Considerata la diffusione di tipografie online che consentono di abbattere notevolmente i prezzi di stampa, esiste una grande concorrenza anche sul web. Ad esempio un manifesto in formato 70x100, in un numero variabile dai 100 a i 2000, dipende dall’invasione che si vuole progettare, parte dai 200 euro fino ai circa 900, personalizzabile con logo, colore e fotografia e possibilità di sconto se a presentarsi in tipografia ci sono più membri dello stesso polo. Per i santini invece, i prezzi sono più accessibili: si parte da un minimo di 1000 copie a circa 100 euro, fino ad arrivare a 50.000 copie a circa 600 euro, con le medesime condizioni dei manifesti citati prima. Per i partiti più “famosi” inoltre, c’è la possibilità di ordinare anche volantini tascabili, cartoline postali, lettere di presentazione, buste da lettera, adesivi e depliant a 6 facciate, spendendo sempre una cifra a partire dai 100 euro fino a toccare una spesa massima di 1500 euro, considerando che molto spesso è il partito di riferimento che si accolla tali spese.

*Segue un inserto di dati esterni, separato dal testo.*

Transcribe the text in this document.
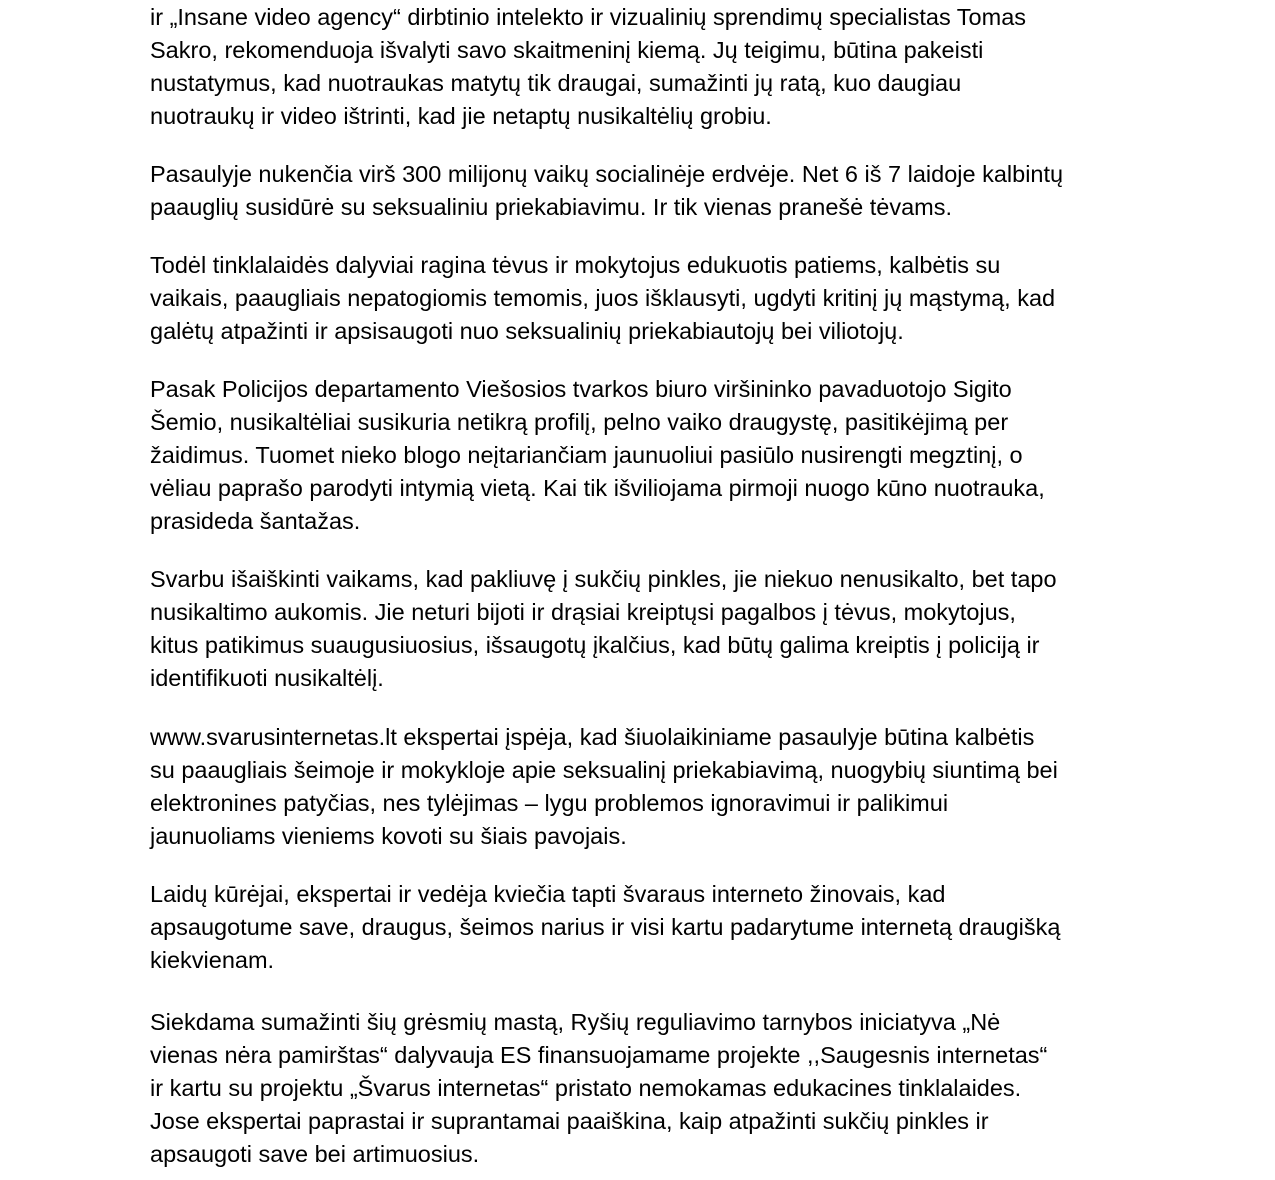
ir „Insane video agency“ dirbtinio intelekto ir vizualinių sprendimų specialistas Tomas
Sakro, rekomenduoja išvalyti savo skaitmeninį kiemą. Jų teigimu, būtina pakeisti
nustatymus, kad nuotraukas matytų tik draugai, sumažinti jų ratą, kuo daugiau
nuotraukų ir video ištrinti, kad jie netaptų nusikaltėlių grobiu.

Pasaulyje nukenčia virš 300 milijonų vaikų socialinėje erdvėje. Net 6 iš 7 laidoje kalbintų
paauglių susidūrė su seksualiniu priekabiavimu. Ir tik vienas pranešė tėvams.

Todėl tinklalaidės dalyviai ragina tėvus ir mokytojus edukuotis patiems, kalbėtis su
vaikais, paaugliais nepatogiomis temomis, juos išklausyti, ugdyti kritinį jų mąstymą, kad
galėtų atpažinti ir apsisaugoti nuo seksualinių priekabiautojų bei viliotojų.

Pasak Policijos departamento Viešosios tvarkos biuro viršininko pavaduotojo Sigito
Šemio, nusikaltėliai susikuria netikrą profilį, pelno vaiko draugystę, pasitikėjimą per
žaidimus. Tuomet nieko blogo neįtariančiam jaunuoliui pasiūlo nusirengti megztinį, o
vėliau paprašo parodyti intymią vietą. Kai tik išviliojama pirmoji nuogo kūno nuotrauka,
prasideda šantažas.

Svarbu išaiškinti vaikams, kad pakliuvę į sukčių pinkles, jie niekuo nenusikalto, bet tapo
nusikaltimo aukomis. Jie neturi bijoti ir drąsiai kreiptųsi pagalbos į tėvus, mokytojus,
kitus patikimus suaugusiuosius, išsaugotų įkalčius, kad būtų galima kreiptis į policiją ir
identifikuoti nusikaltėlį.

www.svarusinternetas.lt ekspertai įspėja, kad šiuolaikiniame pasaulyje būtina kalbėtis
su paaugliais šeimoje ir mokykloje apie seksualinį priekabiavimą, nuogybių siuntimą bei
elektronines patyčias, nes tylėjimas – lygu problemos ignoravimui ir palikimui
jaunuoliams vieniems kovoti su šiais pavojais.

Laidų kūrėjai, ekspertai ir vedėja kviečia tapti švaraus interneto žinovais, kad
apsaugotume save, draugus, šeimos narius ir visi kartu padarytume internetą draugišką
kiekvienam.

Siekdama sumažinti šių grėsmių mastą, Ryšių reguliavimo tarnybos iniciatyva „Nė
vienas nėra pamirštas“ dalyvauja ES finansuojamame projekte ,,Saugesnis internetas“
ir kartu su projektu „Švarus internetas“ pristato nemokamas edukacines tinklalaides.
Jose ekspertai paprastai ir suprantamai paaiškina, kaip atpažinti sukčių pinkles ir
apsaugoti save bei artimuosius.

Data quindi la numerosa offerta disponibile e l’enorme capacità di personalizzazione, la creatività viene liberata per esprimersi in slogan variopinti e a volte davvero ridicoli, mentre, molto più spesso, gli attacchini improvvisati avviano una vera campagna all’affissione selvaggia su cabine telefoniche, centraline elettriche, pali della luce e anche su contenitori per rifiuti, che certamente non fanno che sovrapporre e rafforzare l’associazione di idee tra candidato e luogo di destinazione.

E ora, all’alba della conclusione di questa campagna elettorale, con il tanto sospirato silenzio e in attesa del verdetto finale, cosa resterà del manifesto sulla campana del vetro?